In August 2020 Welsh Government announced a £9.5million Optimised Retrofit Programme (ORP) to install energy efficiency measures in up to 1,000 homes owned by registered social landlords and councils. The ORP includes funding for Welsh School of Architecture -demonstrated technologies, including heat-pumps, intelligent energy systems and solar panels. The ORP is now part of Welsh Government’s “green recovery” to mitigate the economic effects of the COVID-19 pandemic. The ORP has wider scope to enhance the local economy by creating local jobs, training and apprenticeship opportunities and supply chains as part of a new Welsh retrofit industry.

"It was clear to me that traditional approaches to house building would be very unlikely to deliver the changes needed. A new, innovative approach was needed and the report I commissioned from the Welsh School of Architecture demonstrated that, although there is no silver bullet, there are many potential models and methods available.”

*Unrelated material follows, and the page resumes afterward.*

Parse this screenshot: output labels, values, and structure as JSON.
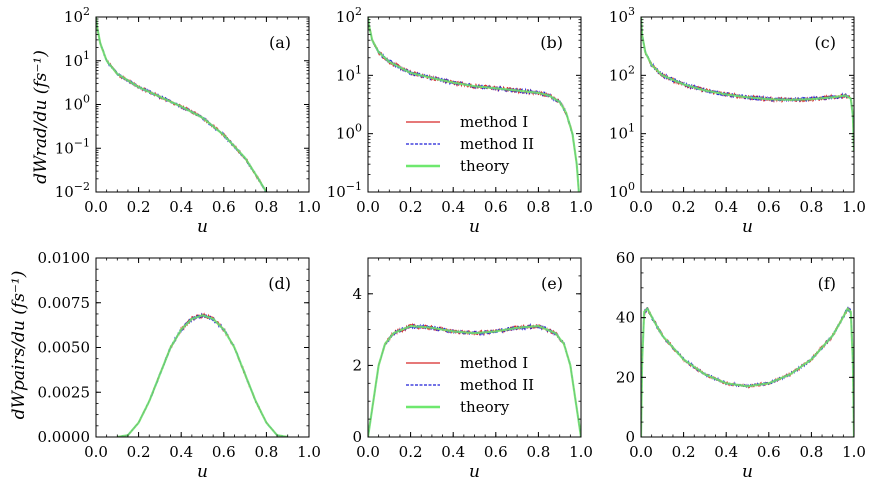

Carl Sargeant AM, Secretary for Communities and Children.

Jones, P. J., Lannon, S. C. and Patterson, J. L (2013) Retrofitting existing housing: how far, how much? Build. Res. Infor., 41 (5) pp. 532-550

Jones, P.J ,Perisoglou, E and Patterson, J.L (2017) Five-energy retrofit houses in South Wales. Energy and Building 154, pp. 335-342

Jones P.J, Xiaojun, Coma Bassas, E, Perisoglou, E and Patterson J.L(2020) Energy positive house: performance assessment through simulation and measurement. Energies 13 (18), 4705

Green, E. Lannon, S. Patterson, J.L and Iorwerth, H. (2019). Homes of Today for Tomorrow STAGE 2: Exploring the potential of the Welsh housing stock to meet 2050 decarbonisation targets. Cardiff: Cardiff University. Available from HEI on request.